Sensorimotor rhythm (SMR) is one final type of brainwave that has been studied. SMR, also known as low beta, is a type of brainwave, which occurs in the sensorimotor cortex, in the 12 to 15 hertz range when that area of the sensorimotor cortex is idle and immobile. The purpose of SMR brainwaves is not well understood, but some neurofeedback practitioners report training to increase SMR brainwaves can be beneficial for people with autism, epilepsy, ADD, insomnia, drug addiction, and as an aide to better manage stress.
Regular production of Alpha brainwaves ensure that your immune system stays in top shape. This is made possible since they’re able to keep the body relaxed, thus reducing the chances for stress to build up. As a result, your body doesn’t end up producing harmful chemicals which can harm your immune system. By keeping anxiety and stress at bay, Alpha brainwaves reduce your chances of having to deal with stress-induced or anxiety-related sickness.
Give thanks. I am currently on a journey of discovery in regard to brainwave entrainment. I have shared this information with individuals with ADD as well as other chronic and serious physical ailments. I plan to continue to share with those I know who are suffering depression. I am totally amazed, almost stunned at how well this works. I do believe in the creator. I am humbly giving thanks. Incrediable. Much love and light to all especiallly to Andy for sharing this elegant modality.

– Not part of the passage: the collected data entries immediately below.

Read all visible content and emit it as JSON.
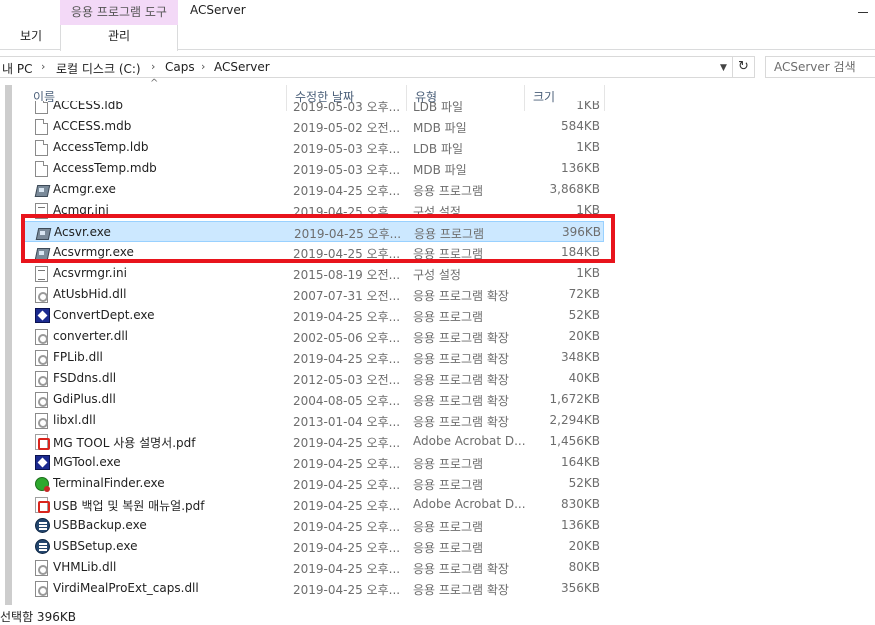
{
  "ribbon": {
    "context_tab": "응용 프로그램 도구",
    "window_title": "ACServer",
    "tabs": [
      {
        "label": "보기"
      },
      {
        "label": "관리"
      }
    ]
  },
  "address_bar": {
    "path": [
      "내 PC",
      "로컬 디스크 (C:)",
      "Caps",
      "ACServer"
    ],
    "separator": "›",
    "dropdown_icon": "chevron-down-icon",
    "refresh_icon": "refresh-icon",
    "refresh_glyph": "↻"
  },
  "search": {
    "placeholder": "ACServer 검색"
  },
  "columns": {
    "name": "이름",
    "date": "수정한 날짜",
    "type": "유형",
    "size": "크기",
    "sort_glyph": "^"
  },
  "files": [
    {
      "name": "ACCESS.ldb",
      "date": "2019-05-03 오후...",
      "type": "LDB 파일",
      "size": "1KB",
      "icon": "doc"
    },
    {
      "name": "ACCESS.mdb",
      "date": "2019-05-02 오전...",
      "type": "MDB 파일",
      "size": "584KB",
      "icon": "doc"
    },
    {
      "name": "AccessTemp.ldb",
      "date": "2019-05-03 오후...",
      "type": "LDB 파일",
      "size": "1KB",
      "icon": "doc"
    },
    {
      "name": "AccessTemp.mdb",
      "date": "2019-05-03 오후...",
      "type": "MDB 파일",
      "size": "136KB",
      "icon": "doc"
    },
    {
      "name": "Acmgr.exe",
      "date": "2019-04-25 오후...",
      "type": "응용 프로그램",
      "size": "3,868KB",
      "icon": "exe-ac"
    },
    {
      "name": "Acmgr.ini",
      "date": "2019-04-25 오후...",
      "type": "구성 설정",
      "size": "1KB",
      "icon": "ini"
    },
    {
      "name": "Acsvr.exe",
      "date": "2019-04-25 오후...",
      "type": "응용 프로그램",
      "size": "396KB",
      "icon": "exe-ac",
      "selected": true
    },
    {
      "name": "Acsvrmgr.exe",
      "date": "2019-04-25 오후...",
      "type": "응용 프로그램",
      "size": "184KB",
      "icon": "exe-ac"
    },
    {
      "name": "Acsvrmgr.ini",
      "date": "2015-08-19 오전...",
      "type": "구성 설정",
      "size": "1KB",
      "icon": "ini"
    },
    {
      "name": "AtUsbHid.dll",
      "date": "2007-07-31 오전...",
      "type": "응용 프로그램 확장",
      "size": "72KB",
      "icon": "dll"
    },
    {
      "name": "ConvertDept.exe",
      "date": "2019-04-25 오후...",
      "type": "응용 프로그램",
      "size": "52KB",
      "icon": "exe-blue"
    },
    {
      "name": "converter.dll",
      "date": "2002-05-06 오후...",
      "type": "응용 프로그램 확장",
      "size": "20KB",
      "icon": "dll"
    },
    {
      "name": "FPLib.dll",
      "date": "2019-04-25 오후...",
      "type": "응용 프로그램 확장",
      "size": "348KB",
      "icon": "dll"
    },
    {
      "name": "FSDdns.dll",
      "date": "2012-05-03 오전...",
      "type": "응용 프로그램 확장",
      "size": "40KB",
      "icon": "dll"
    },
    {
      "name": "GdiPlus.dll",
      "date": "2004-08-05 오후...",
      "type": "응용 프로그램 확장",
      "size": "1,672KB",
      "icon": "dll"
    },
    {
      "name": "libxl.dll",
      "date": "2013-01-04 오후...",
      "type": "응용 프로그램 확장",
      "size": "2,294KB",
      "icon": "dll"
    },
    {
      "name": "MG TOOL 사용 설명서.pdf",
      "date": "2019-04-25 오후...",
      "type": "Adobe Acrobat D...",
      "size": "1,456KB",
      "icon": "pdf"
    },
    {
      "name": "MGTool.exe",
      "date": "2019-04-25 오후...",
      "type": "응용 프로그램",
      "size": "164KB",
      "icon": "exe-blue"
    },
    {
      "name": "TerminalFinder.exe",
      "date": "2019-04-25 오후...",
      "type": "응용 프로그램",
      "size": "52KB",
      "icon": "exe-green"
    },
    {
      "name": "USB 백업 및 복원 매뉴얼.pdf",
      "date": "2019-04-25 오후...",
      "type": "Adobe Acrobat D...",
      "size": "830KB",
      "icon": "pdf"
    },
    {
      "name": "USBBackup.exe",
      "date": "2019-04-25 오후...",
      "type": "응용 프로그램",
      "size": "136KB",
      "icon": "exe-usb"
    },
    {
      "name": "USBSetup.exe",
      "date": "2019-04-25 오후...",
      "type": "응용 프로그램",
      "size": "20KB",
      "icon": "exe-usb"
    },
    {
      "name": "VHMLib.dll",
      "date": "2019-04-25 오후...",
      "type": "응용 프로그램 확장",
      "size": "80KB",
      "icon": "dll"
    },
    {
      "name": "VirdiMealProExt_caps.dll",
      "date": "2019-04-25 오후...",
      "type": "응용 프로그램 확장",
      "size": "356KB",
      "icon": "dll"
    }
  ],
  "status": {
    "text": "선택함 396KB"
  },
  "colors": {
    "selection": "#cce8ff",
    "highlight": "#e8141c",
    "context_tab": "#f3d9f7"
  }
}
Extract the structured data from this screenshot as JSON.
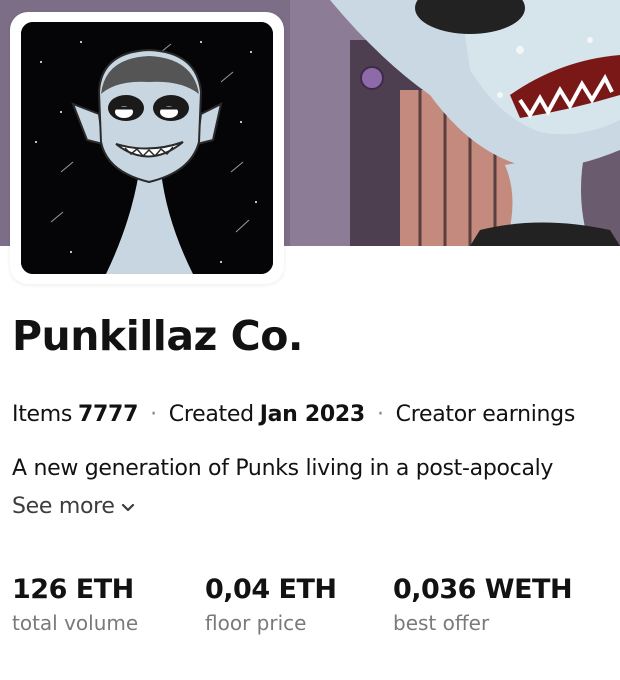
{
  "collection": {
    "name": "Punkillaz Co.",
    "items_label": "Items",
    "items_value": "7777",
    "created_label": "Created",
    "created_value": "Jan 2023",
    "creator_earnings_label": "Creator earnings",
    "description": "A new generation of Punks living in a post-apocaly",
    "see_more_label": "See more"
  },
  "stats": [
    {
      "value": "126 ETH",
      "label": "total volume"
    },
    {
      "value": "0,04 ETH",
      "label": "floor price"
    },
    {
      "value": "0,036 WETH",
      "label": "best offer"
    }
  ],
  "icons": {
    "see_more": "chevron-down-icon",
    "separator": "·"
  },
  "colors": {
    "text": "#121212",
    "muted": "#7a7a7a",
    "banner": "#7a6b84",
    "avatar_bg": "#050507"
  }
}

By the 1980s, entrainment technology had merged with advancements in microelectronics technology, making it possible to develop even more sophisticated audio and visual brainwave entrainment products for the marketplace. In the last two decades, a number of scientific studies have reported brainwave entrainment as an effective remedy for ADD, academic learning problems, and improving memory and cognition.

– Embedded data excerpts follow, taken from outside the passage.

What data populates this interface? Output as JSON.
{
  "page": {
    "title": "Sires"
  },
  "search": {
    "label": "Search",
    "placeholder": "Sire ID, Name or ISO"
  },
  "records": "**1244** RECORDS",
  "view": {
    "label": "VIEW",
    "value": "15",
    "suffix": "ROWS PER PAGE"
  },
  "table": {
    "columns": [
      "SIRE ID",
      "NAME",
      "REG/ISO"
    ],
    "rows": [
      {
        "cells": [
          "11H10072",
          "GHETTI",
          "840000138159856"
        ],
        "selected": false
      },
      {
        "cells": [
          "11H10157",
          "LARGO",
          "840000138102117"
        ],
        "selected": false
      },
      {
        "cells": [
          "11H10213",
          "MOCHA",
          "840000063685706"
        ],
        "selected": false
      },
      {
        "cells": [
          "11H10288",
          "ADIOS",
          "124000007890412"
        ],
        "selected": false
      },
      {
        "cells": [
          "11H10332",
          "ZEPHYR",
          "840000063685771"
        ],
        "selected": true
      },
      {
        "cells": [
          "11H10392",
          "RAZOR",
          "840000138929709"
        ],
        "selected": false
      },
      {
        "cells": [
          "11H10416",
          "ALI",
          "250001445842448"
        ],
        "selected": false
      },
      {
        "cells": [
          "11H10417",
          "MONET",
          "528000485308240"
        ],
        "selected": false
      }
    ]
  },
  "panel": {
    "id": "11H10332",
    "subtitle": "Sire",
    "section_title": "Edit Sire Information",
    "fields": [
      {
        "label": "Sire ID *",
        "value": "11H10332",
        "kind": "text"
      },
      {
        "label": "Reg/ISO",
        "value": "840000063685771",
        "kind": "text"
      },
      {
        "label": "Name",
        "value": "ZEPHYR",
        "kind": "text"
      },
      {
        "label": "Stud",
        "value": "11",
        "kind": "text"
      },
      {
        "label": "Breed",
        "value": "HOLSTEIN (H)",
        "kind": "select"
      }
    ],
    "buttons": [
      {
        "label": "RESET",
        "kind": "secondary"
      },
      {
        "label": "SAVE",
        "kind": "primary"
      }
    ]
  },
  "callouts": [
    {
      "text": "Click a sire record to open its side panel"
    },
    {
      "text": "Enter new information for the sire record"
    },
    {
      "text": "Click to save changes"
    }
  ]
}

The functional role of neural oscillations is still not fully understood; however they have been shown to correlate with emotional responses, motor control, and a number of cognitive functions including information transfer, perception, and memory. Specifically, neural oscillations, in particular theta activity, are extensively linked to memory function, and coupling between theta and gamma activity is considered to be vital for memory functions, including episodic memory.